At the heart of this collaboration is the integration of the digital twin generator developed by Unlearn into ALS studies and tests. The digital twin is not a robot or a 3D body reproduction, but a set of data designed to reflect the characteristics of each human organism as accurately as possible. Trained on more than 13,000 clinical records from numerous databases, this artificial intelligence model enables the rigorous simulation of disease progression in each patient, while assessing the complex interactions between initial health status, biomarkers and therapeutic responses. The contribution of Unlearn's technology to ALS testing is twofold: on the one hand, it enhances the statistical power of trials by generating virtual control groups, thus reducing the need for volunteers, which amounts to at least 3,000 people for the latest phase of clinical testing. Secondly, it refines protocol design decisions - inclusion criteria, study duration - with a degree of precision unheard of in the industry.
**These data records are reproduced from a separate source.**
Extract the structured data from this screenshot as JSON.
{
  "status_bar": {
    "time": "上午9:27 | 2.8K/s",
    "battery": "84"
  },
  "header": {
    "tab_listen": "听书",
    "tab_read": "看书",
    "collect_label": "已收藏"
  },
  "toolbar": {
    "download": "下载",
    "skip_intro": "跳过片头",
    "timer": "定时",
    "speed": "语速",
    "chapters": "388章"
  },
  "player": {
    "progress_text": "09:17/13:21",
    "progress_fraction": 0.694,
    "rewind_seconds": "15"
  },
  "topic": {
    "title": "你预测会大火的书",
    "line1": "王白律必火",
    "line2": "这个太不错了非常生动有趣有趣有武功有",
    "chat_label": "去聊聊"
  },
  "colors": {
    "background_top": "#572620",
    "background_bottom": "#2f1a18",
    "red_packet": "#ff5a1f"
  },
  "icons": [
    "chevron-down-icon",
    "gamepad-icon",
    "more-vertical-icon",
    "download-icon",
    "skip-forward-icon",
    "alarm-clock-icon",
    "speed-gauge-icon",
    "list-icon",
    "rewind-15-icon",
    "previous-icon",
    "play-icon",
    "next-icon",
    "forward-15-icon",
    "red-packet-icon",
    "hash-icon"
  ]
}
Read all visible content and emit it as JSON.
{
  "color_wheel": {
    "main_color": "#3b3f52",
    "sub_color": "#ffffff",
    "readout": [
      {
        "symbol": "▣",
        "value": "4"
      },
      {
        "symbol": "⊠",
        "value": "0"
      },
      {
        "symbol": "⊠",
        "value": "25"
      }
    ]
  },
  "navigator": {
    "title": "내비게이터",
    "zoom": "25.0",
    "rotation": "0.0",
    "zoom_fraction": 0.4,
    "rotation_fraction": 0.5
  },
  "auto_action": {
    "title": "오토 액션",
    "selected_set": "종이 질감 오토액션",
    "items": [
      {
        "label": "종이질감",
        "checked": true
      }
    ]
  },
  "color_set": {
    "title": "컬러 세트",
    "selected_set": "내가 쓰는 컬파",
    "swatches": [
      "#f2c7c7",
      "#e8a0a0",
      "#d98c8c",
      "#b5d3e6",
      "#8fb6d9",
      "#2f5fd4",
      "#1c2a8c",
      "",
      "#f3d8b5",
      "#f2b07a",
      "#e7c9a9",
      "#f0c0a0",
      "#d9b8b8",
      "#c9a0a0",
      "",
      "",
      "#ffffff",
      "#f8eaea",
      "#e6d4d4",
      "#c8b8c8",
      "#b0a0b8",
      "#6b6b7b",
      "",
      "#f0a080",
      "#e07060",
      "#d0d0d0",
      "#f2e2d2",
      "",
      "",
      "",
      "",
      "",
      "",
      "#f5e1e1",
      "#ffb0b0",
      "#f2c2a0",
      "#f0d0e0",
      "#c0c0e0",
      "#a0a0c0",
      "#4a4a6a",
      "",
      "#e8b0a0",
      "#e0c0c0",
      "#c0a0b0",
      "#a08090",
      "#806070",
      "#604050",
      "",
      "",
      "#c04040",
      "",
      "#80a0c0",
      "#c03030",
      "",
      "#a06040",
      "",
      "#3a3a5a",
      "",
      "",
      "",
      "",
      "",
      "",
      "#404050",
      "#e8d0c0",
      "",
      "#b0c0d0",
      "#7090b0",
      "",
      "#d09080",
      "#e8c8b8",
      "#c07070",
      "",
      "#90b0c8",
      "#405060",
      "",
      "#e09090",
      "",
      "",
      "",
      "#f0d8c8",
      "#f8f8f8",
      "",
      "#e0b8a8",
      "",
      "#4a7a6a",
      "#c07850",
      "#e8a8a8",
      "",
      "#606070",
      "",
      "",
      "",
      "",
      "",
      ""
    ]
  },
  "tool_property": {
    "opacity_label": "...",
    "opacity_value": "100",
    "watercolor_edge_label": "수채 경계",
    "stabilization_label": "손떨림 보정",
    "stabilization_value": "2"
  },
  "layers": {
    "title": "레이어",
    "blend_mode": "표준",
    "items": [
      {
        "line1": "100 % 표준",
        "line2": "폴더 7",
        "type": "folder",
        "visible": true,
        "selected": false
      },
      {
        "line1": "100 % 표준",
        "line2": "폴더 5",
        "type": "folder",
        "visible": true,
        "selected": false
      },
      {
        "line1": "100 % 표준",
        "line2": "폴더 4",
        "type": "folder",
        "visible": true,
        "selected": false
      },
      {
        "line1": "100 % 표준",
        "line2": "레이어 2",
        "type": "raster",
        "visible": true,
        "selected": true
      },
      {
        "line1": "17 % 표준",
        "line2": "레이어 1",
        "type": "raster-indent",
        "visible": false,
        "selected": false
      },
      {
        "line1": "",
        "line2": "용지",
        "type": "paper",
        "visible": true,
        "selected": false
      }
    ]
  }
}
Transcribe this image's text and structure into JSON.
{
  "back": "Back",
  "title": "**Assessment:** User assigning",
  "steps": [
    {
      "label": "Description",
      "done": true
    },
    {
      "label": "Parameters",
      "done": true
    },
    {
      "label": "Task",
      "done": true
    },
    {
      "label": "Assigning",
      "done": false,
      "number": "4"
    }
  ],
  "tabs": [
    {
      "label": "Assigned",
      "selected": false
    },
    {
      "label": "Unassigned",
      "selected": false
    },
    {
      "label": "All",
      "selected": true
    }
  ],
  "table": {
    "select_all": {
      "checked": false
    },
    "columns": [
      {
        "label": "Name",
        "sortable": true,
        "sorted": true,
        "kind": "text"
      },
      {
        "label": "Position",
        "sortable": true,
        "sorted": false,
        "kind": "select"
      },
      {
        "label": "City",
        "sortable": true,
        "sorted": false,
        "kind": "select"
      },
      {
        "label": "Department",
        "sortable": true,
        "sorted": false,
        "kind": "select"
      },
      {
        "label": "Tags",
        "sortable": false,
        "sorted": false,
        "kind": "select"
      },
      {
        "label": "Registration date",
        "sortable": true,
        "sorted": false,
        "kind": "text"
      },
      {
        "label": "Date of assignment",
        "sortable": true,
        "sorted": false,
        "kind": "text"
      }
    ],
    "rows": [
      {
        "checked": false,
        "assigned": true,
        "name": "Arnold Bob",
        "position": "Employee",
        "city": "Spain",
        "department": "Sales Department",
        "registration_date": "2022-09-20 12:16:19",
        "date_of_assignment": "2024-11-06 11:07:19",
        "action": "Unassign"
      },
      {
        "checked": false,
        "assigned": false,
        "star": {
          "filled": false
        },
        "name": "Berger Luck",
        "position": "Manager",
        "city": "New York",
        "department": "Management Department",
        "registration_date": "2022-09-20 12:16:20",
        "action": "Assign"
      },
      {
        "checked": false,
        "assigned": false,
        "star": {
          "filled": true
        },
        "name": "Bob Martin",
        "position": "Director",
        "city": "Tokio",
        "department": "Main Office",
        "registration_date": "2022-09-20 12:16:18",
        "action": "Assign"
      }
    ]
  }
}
"Collaborating with Unlearn to exploit their vast, rich and rigorously structured database [...] will enable us to consider smarter protocols and make informed and confident decisions in preparing for the first stage of testing. Ultimately, these analyses could enable us to advance more rapidly in the development of new therapeutic treatments for people with ALS" confided Dr. Eric Green, co-founder and CEO of Trace Neuroscience.
This partnership is a further demonstration of the relevance of digital twins in the healthcare sector, where AI is playing an increasingly important role. Founded in 2017 and valued at $265M, Unlearn is taking advantage of this collaboration to highlight the robustness of its platform and accelerate its deployment in new therapeutic areas, beyond ALS(Parkinson's, Alzheimer's, ...). By combining predictive AI with high-quality biomedical data, Unlearn is redefining the way innovative therapies can be tested and validated.